Hoy no discutiré sobre si el principio de subsidiariedad conversa o no con la idea de un Estado Social de Derecho. Sobre eso ya se ha ensayado bastante, y en lo personal, recomiendo las columnas de Magdalena Vergara, Pablo Ortúzar y Hugo Herrera (quien, dicho sea de paso, mejora bastante su pluma cuando deja de atacar redundantemente a Libertad y Desarrollo). En ellas se otorgan lúcidos argumentos para demostrar que subsidiariedad y Estado Social no sólo no son antagonistas, sino que muy por el contrario, son absolutamente compatibles.

Buena noticia, ya que justamente el “Estado Social de Derecho” es una de las 12 bases del nuevo proceso constituyente, y por tanto, la pregunta que sigue es qué tanto podemos navegar hacia el principio de subsidiariedad.

Sin lugar a dudas, la mantención de la subsidiariedad como base social está en la UTI. Sus mayores detractores (Atria y compañía) han gastado mucho tiempo, papel y bytes en tratar de establecer que lo público es equivalente a lo estatal, y que por ello sólo el Estado debiera ser proveedor de bienes esenciales para la vida. Sin embargo, es cosa de darse una vuelta por la Europa que tanto le gusta al Frente Amplio para darse cuenta que allá el principio de subsidiariedad está tan presente como en la “Constitución tramposa de Jaime Guzmán”, aunque se le llame con otros nombres.

Un buen ejemplo lo dio el inglés Jesse Norman en 2011, cuando inspiró a toda una generación con su obra “La Gran Sociedad”. Norman, académico y congresista del Partido Conservador, proponía que la respuesta de la derecha al socialismo y su afán expansivo del Gobierno no podía ser el no-gobierno, sino la Gran Sociedad, es decir, el auge de la sociedad civil empoderada, la que debe trabajar codo a codo con el sector estatal en la provisión de bienes y servicios, y así, ir generando juntos “valor público”. ¿Qué otra cosa es entonces la Gran Sociedad, sino una versión brandeada del principio de subsidiariedad?

Quizás lo que nos falta, es eso: buscar una forma más humana de defender el vilipendiado principio de subsidiariedad, y empezar a hablar de la importancia de la sociedad civil (en todo caso, como dato freak, debo señalar que la palabra “subsidiariedad” no aparece mencionada ni una sola vez en la “Constitución tramposa de Guzmán”).

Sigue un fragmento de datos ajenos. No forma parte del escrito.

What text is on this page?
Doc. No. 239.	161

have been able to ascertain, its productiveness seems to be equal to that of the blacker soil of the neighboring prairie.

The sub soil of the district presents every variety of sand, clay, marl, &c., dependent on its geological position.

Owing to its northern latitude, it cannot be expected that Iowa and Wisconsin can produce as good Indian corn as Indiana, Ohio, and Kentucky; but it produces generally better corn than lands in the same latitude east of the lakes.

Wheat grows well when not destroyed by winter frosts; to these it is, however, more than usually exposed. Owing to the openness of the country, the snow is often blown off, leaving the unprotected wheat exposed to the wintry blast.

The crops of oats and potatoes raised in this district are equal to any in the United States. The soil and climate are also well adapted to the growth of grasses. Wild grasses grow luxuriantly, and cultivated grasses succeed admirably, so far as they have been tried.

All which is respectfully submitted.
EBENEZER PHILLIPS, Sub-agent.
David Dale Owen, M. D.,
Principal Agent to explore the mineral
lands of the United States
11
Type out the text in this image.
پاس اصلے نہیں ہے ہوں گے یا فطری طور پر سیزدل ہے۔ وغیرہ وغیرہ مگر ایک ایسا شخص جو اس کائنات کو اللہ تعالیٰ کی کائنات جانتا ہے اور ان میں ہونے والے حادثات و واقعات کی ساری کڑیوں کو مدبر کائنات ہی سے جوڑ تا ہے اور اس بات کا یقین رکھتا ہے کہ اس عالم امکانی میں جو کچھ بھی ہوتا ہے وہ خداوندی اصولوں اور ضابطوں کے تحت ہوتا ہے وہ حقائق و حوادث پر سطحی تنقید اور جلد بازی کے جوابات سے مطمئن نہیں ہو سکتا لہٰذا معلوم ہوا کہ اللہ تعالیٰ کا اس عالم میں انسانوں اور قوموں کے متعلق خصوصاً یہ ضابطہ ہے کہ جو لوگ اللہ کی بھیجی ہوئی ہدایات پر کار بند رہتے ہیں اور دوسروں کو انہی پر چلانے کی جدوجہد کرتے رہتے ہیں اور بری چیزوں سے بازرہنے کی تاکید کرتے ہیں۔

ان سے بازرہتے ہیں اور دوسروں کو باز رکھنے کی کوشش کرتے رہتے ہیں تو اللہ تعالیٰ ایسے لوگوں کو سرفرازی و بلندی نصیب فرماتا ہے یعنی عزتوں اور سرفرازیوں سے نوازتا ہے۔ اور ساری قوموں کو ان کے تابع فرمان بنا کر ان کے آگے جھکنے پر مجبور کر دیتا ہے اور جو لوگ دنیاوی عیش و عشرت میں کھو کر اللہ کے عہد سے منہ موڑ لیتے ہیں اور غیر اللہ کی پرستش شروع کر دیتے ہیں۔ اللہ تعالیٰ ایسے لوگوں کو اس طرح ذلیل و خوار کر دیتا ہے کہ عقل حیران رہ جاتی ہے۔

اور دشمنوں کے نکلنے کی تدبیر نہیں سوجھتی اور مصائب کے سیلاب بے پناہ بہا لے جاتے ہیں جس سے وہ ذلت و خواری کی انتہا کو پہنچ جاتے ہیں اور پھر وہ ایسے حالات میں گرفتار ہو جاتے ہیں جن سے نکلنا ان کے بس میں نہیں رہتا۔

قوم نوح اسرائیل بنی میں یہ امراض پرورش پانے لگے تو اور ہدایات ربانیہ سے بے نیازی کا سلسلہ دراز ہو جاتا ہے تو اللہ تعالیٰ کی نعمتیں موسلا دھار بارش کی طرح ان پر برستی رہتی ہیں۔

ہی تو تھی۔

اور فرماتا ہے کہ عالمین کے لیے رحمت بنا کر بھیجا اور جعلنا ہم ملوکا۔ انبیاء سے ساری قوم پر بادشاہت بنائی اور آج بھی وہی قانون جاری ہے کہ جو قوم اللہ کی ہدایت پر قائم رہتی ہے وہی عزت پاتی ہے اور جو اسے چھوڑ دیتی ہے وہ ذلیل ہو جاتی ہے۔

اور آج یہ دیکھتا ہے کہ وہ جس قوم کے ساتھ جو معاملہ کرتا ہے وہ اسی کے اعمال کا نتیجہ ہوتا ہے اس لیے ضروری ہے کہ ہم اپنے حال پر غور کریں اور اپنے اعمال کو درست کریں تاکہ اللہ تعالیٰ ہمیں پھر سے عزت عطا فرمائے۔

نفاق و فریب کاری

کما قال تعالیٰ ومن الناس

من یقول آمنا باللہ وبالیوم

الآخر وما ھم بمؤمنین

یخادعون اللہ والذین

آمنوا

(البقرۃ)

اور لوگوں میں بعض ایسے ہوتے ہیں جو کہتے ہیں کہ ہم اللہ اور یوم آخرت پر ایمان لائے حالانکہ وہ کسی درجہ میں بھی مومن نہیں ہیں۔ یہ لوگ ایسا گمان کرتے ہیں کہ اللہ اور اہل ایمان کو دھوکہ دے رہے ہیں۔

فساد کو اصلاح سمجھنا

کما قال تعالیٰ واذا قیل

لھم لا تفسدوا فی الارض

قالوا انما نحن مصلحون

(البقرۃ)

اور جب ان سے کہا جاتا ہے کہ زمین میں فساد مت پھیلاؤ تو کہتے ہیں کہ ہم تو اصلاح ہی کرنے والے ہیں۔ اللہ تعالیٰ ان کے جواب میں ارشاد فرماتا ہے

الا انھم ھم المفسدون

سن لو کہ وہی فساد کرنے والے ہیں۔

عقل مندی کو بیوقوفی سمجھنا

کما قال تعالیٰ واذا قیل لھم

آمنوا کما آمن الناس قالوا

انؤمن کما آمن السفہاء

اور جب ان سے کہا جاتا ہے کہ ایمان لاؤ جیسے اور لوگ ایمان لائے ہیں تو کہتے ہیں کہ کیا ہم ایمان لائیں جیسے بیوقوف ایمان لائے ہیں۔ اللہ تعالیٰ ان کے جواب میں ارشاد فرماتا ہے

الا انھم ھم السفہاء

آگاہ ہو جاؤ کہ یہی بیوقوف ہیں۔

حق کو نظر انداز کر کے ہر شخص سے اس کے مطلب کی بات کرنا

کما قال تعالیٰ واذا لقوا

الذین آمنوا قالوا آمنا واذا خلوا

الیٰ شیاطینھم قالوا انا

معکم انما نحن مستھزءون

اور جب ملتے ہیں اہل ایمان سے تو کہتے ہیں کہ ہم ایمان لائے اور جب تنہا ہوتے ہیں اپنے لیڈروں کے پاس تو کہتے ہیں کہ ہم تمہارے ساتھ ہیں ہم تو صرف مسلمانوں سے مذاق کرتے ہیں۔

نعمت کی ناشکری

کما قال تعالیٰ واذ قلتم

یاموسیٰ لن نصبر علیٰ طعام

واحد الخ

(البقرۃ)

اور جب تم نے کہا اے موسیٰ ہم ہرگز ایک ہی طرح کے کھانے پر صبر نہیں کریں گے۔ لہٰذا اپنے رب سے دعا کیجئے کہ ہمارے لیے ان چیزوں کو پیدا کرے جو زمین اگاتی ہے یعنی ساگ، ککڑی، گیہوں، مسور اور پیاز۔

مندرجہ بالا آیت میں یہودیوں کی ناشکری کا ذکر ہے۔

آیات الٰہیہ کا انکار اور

Pero al otro lado del abanico ideológico, la cosa no es tanto más simple. Los defensores de la “recta doctrina” huyen de todo aquello que tenga el apelativo de social, porque piensan probablemente que es la puerta a los socialismos reales de Venezuela, Cuba o Nicaragua. Y esto no puede estar más alejado de la realidad. Hay, en los 12 ejes del nuevo proceso, suficientes garantías para saber que no llegaremos a tal punto. Y, al contrario, invertir en mayor solidaridad, bienestar y confianza, puede ser hoy una excelente idea para Chile. Que no se nos olvide que estamos en este nuevo proceso constituyente por una gran fisura entre ciudadanos que aún no logra ser reparada del todo.

Quienes se oponen a la idea de un Estado Social se pueden dividir en dos grupos: los libertarios, probablemente por su carácter individualista, y los conservadores-cristianos, quizás por temor a las dictaduras marxistas. A ambos grupos, pero sobre todo a los últimos, les recomiendo leer el Compendio de la Doctrina Social de la Iglesia Católica. Sus tres grandes principios son el bien común, la subsidiariedad y la solidaridad. Los dos primeros fueron abiertamente recogidos en la Constitución actual. El tercero no. ¿No sería natural considerar que nuestra Carta Magna también debe tener la solidaridad como base?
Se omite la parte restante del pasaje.